The above roadmap is only made possible with options, and leverage that is derived from time spent negotiating. Landlords will argue that a renewal transaction should yield less capital and abated rent than a new transaction but that’s hog wash. Why should a new tenant receive more capital and abated rent than an existing tenant?

The answer is simple, they shouldn’t, but a lot of existing tenants do not take the time to evaluate market alternatives. Regardless, if you are a new tenant, or a tenant renewing your existing office lease, you are entitled to what the market will yield. If you are an existing tenant, it will require more work and time. However, options and leverage will come, and it will be worth it.

Current Rates

Statistically speaking, rental rates have remained flat.

  • Trophy Class space is priced at $43.75/SF
  • Class A space is priced at $36.25/SF
  • Class B space is priced at $28.25/SF
  • Class C space is priced at $23.50/SF

In Closing…

While users of office space have returned to the office and will continue to return to the CBD, foot traffic is increasingly robust. I will close this update with this thought: Commercial office space lags the national economy by two years.
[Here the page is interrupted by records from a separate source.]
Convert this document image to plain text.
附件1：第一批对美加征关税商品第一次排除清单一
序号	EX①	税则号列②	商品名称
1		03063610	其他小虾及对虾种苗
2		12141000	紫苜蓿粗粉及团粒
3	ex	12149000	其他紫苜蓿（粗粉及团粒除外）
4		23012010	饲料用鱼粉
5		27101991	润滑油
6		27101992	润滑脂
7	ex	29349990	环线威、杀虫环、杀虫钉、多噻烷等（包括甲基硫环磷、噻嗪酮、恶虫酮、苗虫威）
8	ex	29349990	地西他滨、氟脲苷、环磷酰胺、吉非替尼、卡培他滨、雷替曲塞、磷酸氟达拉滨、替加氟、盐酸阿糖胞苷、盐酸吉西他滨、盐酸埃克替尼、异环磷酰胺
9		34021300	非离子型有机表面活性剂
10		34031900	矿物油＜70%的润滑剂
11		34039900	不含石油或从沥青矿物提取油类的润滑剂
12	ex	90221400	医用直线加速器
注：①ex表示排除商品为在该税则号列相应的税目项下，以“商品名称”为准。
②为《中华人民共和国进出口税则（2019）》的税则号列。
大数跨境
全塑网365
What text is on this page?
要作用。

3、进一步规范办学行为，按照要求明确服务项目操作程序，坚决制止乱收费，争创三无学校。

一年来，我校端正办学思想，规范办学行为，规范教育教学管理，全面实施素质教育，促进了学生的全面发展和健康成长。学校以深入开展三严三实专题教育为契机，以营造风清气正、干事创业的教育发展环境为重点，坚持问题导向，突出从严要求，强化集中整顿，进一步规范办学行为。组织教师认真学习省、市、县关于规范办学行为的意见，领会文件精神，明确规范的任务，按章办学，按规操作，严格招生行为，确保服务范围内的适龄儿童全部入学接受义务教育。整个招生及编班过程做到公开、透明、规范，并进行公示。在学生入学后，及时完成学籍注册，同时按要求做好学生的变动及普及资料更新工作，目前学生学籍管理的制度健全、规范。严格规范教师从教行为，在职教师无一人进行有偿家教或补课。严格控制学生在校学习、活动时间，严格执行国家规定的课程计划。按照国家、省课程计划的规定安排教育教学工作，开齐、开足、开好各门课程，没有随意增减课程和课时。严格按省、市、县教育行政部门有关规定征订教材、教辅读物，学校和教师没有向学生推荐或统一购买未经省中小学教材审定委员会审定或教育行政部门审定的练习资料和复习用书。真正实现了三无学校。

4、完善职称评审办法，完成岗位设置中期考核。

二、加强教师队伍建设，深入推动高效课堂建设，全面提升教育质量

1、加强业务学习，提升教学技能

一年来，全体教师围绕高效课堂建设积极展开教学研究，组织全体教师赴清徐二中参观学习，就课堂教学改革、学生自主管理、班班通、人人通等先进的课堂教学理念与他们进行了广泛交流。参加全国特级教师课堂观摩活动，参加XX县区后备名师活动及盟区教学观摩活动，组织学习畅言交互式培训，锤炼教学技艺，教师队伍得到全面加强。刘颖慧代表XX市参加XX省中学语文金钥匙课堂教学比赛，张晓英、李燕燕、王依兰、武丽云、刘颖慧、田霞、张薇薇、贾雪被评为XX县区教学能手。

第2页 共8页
Historically, Philadelphia has lagged other office markets by 6-12 months, generally speaking. Looking ahead, landlords are in for some tough sledding for the foreseeable future, and the CBD office market will be tenant-favorable in the interim.

Of course, if you have any questions, please do not hesitate to reach out and contact me directly. I am happy to aid.

I hope that 2022 has started off well for you and that you enjoyed the holiday season. I also hope that 2022 is a better year for all of us and that we continue to see a light at the end of this very strange tunnel we have all been in, collectively, for the past couple of years. Cheers to a [hopefully] a great year ahead of us!